Rechte Inhalte finden sich auch massenhaft und nur auf den zweiten Blick also solche erkennbar im Internet. So existiert mit "Metapedia" ein Klon der Enzyklopädie Wikipedia im Netz, der Nazi-Ideologie pur vermittelt. "Vor allem Menschen mit geringer Bildung glauben, dass die Seiten im Internet auf ihre Richtigkeit geprüft werden", sagt Heitland.

Den Anwesenden rät er, auf keinen Fall wegzusehen, wenn sie bei ihrer Arbeit auf Rechtsextremismus stoßen. Informationen und Hintergründe brächten dabei mehr als elterliche Moralpredigten. Heitland: "Sinnvoll ist eine Balance zwischen Ignorieren und Dramatisieren."
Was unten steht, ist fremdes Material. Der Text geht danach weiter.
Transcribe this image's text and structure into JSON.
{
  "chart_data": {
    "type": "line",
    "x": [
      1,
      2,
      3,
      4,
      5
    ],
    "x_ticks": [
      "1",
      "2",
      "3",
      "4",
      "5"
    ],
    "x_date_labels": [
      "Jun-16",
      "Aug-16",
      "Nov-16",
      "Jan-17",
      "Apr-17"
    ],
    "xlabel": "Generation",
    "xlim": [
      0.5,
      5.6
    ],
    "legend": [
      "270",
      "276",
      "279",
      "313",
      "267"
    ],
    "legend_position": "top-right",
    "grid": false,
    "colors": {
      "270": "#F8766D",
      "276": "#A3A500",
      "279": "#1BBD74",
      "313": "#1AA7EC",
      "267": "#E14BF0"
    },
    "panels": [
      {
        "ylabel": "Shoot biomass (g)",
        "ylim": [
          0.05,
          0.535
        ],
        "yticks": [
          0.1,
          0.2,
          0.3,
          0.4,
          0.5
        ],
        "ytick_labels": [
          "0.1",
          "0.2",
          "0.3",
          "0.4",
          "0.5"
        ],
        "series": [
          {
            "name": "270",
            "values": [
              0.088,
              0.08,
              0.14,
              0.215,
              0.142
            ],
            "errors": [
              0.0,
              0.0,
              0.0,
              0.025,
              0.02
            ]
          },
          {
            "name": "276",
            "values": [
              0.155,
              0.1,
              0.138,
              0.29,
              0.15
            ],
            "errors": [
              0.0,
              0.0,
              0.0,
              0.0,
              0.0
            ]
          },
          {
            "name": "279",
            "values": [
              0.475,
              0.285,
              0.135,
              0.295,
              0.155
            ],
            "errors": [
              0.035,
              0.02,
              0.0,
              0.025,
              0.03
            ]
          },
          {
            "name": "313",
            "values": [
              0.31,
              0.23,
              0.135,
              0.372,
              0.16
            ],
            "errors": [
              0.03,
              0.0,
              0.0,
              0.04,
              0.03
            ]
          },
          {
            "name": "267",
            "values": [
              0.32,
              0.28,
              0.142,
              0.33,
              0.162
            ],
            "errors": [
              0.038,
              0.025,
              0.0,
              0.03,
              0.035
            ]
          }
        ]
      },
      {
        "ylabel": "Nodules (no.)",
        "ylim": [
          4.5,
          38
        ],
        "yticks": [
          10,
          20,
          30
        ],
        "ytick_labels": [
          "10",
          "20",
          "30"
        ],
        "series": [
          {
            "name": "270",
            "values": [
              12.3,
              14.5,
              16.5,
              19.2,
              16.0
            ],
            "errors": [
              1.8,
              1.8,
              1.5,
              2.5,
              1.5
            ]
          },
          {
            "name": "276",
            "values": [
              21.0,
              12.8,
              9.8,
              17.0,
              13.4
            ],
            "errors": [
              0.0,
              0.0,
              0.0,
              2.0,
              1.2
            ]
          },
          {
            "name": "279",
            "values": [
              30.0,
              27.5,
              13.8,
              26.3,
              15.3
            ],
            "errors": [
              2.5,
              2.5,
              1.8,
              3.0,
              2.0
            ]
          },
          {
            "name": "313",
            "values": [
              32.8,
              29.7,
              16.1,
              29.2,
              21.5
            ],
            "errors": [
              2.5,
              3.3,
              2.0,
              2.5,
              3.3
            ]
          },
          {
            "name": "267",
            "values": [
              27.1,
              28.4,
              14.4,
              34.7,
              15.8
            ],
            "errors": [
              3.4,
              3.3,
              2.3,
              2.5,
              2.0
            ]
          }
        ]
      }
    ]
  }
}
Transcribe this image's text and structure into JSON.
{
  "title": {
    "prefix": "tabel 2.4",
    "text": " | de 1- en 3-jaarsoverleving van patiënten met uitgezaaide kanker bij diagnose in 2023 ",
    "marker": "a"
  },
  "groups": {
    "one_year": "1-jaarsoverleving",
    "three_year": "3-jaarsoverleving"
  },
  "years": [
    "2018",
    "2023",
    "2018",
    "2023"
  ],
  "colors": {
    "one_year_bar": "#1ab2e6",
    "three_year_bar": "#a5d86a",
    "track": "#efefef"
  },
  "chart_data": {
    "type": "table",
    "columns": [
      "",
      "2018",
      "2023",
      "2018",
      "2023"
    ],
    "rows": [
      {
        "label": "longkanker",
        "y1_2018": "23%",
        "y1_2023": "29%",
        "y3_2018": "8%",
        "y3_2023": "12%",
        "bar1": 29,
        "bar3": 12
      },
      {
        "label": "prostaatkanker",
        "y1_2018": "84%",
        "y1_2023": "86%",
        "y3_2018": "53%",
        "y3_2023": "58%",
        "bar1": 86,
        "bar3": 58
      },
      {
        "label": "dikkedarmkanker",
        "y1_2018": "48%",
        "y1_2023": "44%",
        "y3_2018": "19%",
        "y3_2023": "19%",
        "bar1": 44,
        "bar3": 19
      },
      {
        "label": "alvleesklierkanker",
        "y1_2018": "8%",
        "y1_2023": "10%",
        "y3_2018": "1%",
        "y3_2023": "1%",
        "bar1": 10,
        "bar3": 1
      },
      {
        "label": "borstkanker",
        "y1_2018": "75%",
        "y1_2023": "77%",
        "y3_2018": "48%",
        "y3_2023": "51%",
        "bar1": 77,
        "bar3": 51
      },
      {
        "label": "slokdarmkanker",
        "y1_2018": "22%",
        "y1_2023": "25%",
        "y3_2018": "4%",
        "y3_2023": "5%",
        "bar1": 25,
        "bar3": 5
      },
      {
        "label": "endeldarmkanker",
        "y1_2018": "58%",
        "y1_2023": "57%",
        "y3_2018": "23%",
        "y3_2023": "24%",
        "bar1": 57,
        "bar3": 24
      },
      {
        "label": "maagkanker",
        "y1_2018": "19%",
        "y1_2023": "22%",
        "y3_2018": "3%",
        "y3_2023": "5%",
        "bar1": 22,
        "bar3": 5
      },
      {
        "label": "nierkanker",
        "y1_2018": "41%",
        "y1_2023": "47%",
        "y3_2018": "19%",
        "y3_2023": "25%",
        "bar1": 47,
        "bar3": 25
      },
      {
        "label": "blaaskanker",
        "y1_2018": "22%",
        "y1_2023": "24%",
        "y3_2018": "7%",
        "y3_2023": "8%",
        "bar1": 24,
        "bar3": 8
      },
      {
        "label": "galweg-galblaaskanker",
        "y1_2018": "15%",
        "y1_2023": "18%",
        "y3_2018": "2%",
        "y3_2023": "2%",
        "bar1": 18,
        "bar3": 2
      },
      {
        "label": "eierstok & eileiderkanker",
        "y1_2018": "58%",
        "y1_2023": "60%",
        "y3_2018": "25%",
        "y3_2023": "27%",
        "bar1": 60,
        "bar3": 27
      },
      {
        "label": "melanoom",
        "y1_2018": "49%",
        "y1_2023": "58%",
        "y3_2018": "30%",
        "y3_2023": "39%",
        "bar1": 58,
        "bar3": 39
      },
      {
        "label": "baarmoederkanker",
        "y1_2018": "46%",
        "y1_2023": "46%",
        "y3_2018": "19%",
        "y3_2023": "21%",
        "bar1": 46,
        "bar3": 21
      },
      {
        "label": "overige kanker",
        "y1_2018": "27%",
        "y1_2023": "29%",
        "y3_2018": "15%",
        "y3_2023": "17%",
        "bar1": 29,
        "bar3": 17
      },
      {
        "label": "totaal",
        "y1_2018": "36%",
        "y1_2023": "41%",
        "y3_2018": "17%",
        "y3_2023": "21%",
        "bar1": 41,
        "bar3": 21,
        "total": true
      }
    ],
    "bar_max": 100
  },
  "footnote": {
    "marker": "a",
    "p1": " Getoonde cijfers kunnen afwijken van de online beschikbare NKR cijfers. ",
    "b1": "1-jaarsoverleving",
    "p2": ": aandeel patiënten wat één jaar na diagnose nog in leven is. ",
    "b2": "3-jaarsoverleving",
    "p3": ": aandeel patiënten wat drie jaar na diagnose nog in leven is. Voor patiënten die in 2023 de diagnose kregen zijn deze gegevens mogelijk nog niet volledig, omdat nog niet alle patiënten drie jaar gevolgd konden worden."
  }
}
Kindernachricht: Was ist eigentlich "rechts"?
(eg) "Rechtsextreme" oder kurz "Rechte" sind Leute, die, das steckt schon im Wort, extrem sind. Sie haben eine extreme politische Einstellung und lehnen die Demokratie, die Grundordnung in Deutschland, ab. Rechte glauben zum Beispiel, dass Deutsche mehr wert sind als andere. Sie verachten Menschen, die aus dem Ausland kommen und die eine andere Hautfarbe oder Kultur haben.
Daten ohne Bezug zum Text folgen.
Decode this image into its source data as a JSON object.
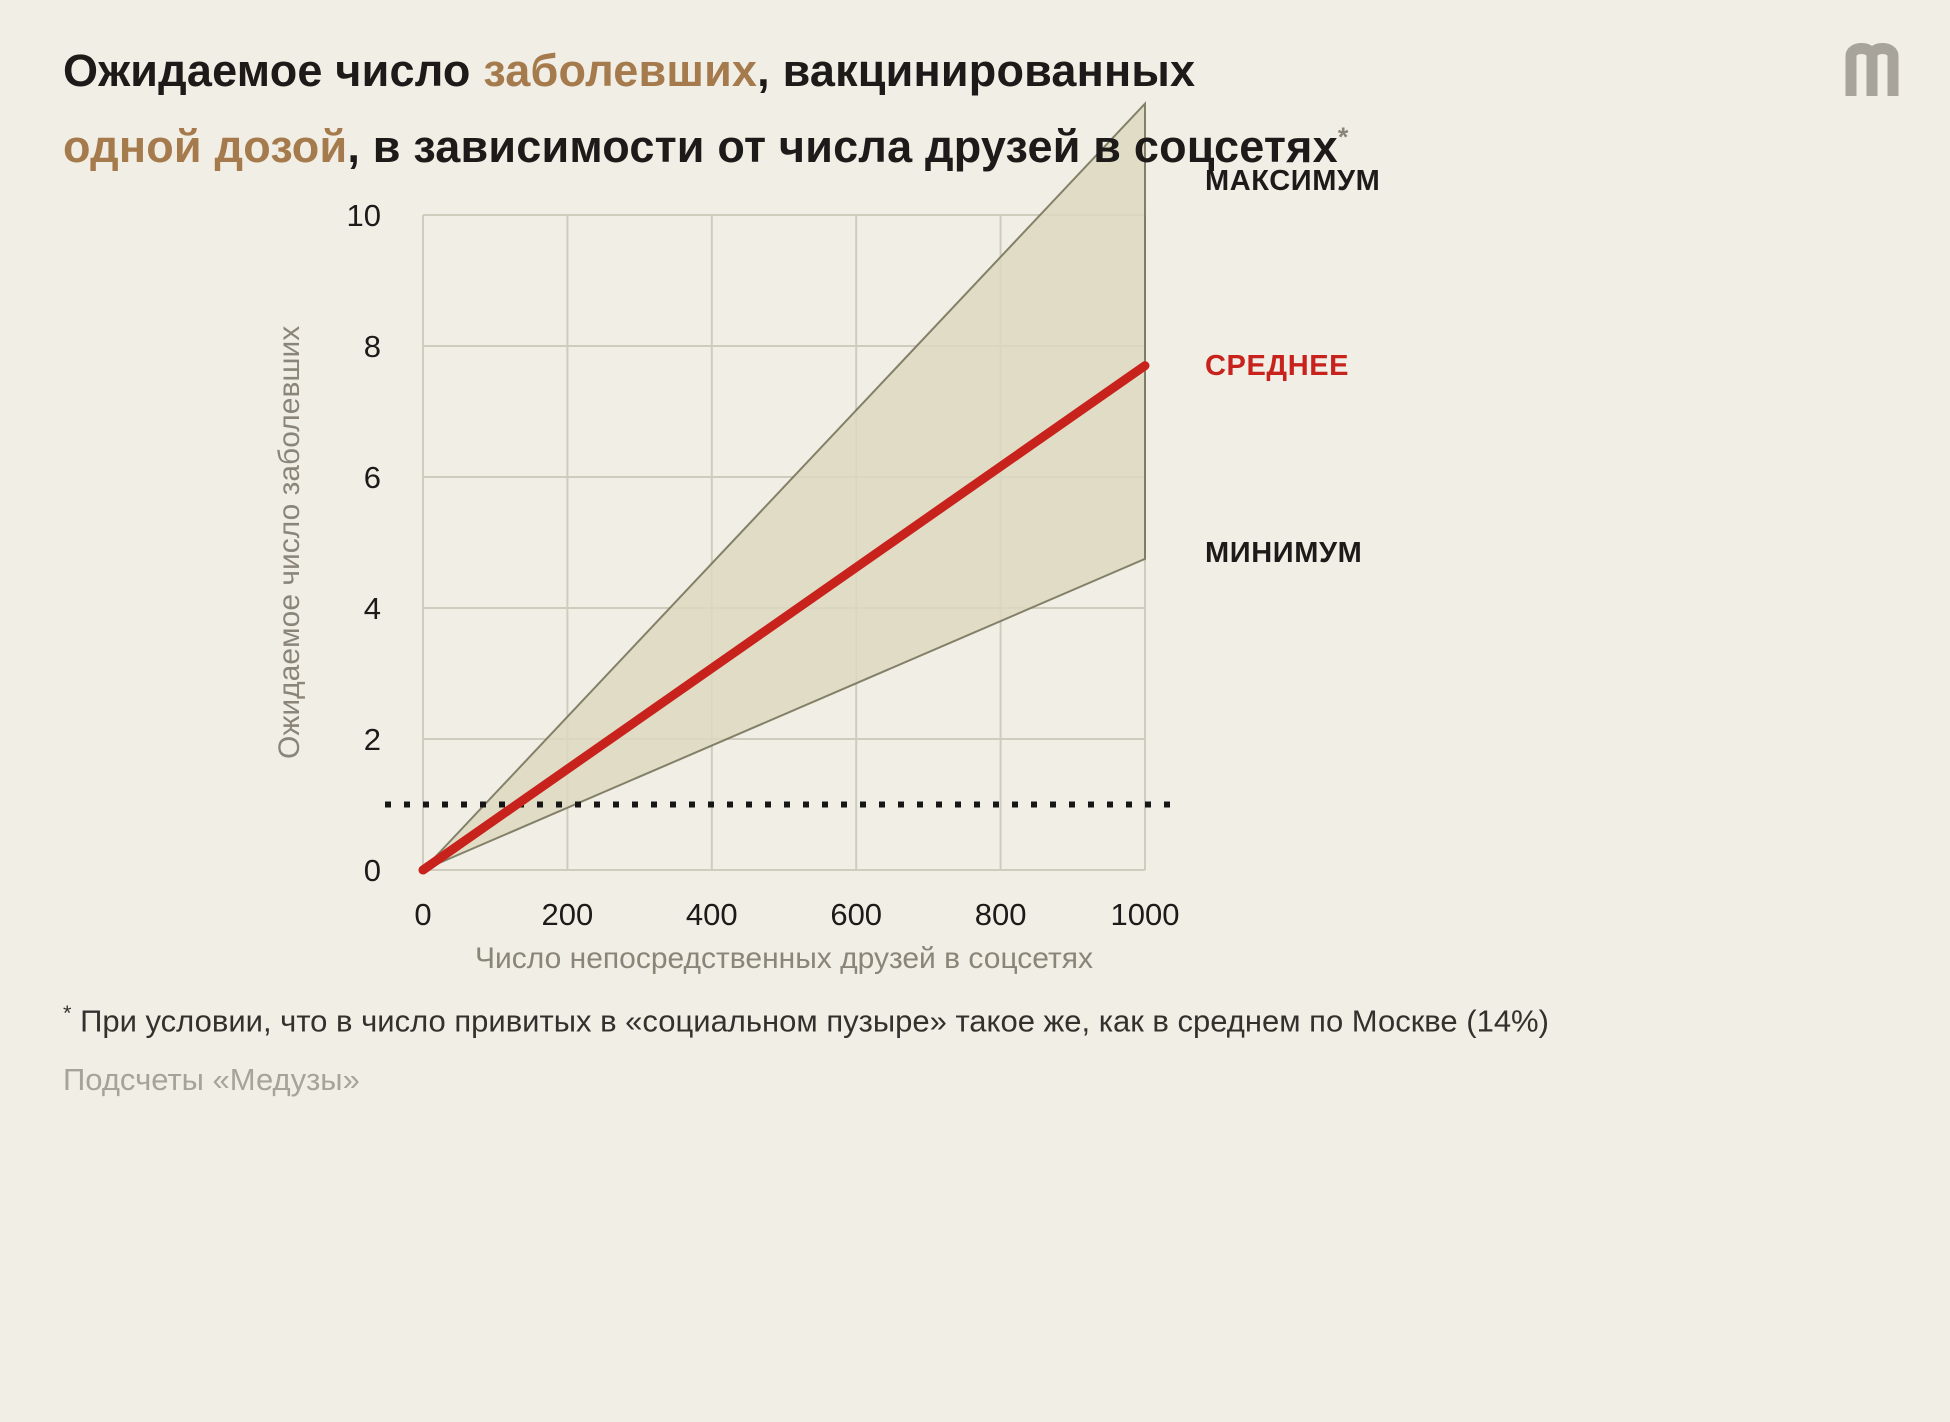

Das Wort "rechts" hat sich im Lauf der Zeit entwickelt. Politische Parteien, die es wichtig finden, dass viele Dinge bleiben, wie sie sind, und einen mächtigen Herrscher im Staat wollen, sitzen im Parlament traditionell auf den Plätzen ganz rechts.

Die Rechtsex tremen werden auch Neonazis genannt. "Neo" kommt aus dem Griechischen und heißt übersetzt "Neu". Für die Rechten ist eine Zeit, die Herrschaft der Nationalsozialisten, kurz Nazis, besonders wichtig. Diese hatten vor mehr als 60 Jahren in Deutschland das Sagen. Unter ihrem Anführer Adolf Hitler haben sie den Zweiten Weltkrieg begonnen. Damals wurden Millionen Menschen umgebracht. Also sind Neonazis "neue Nazis".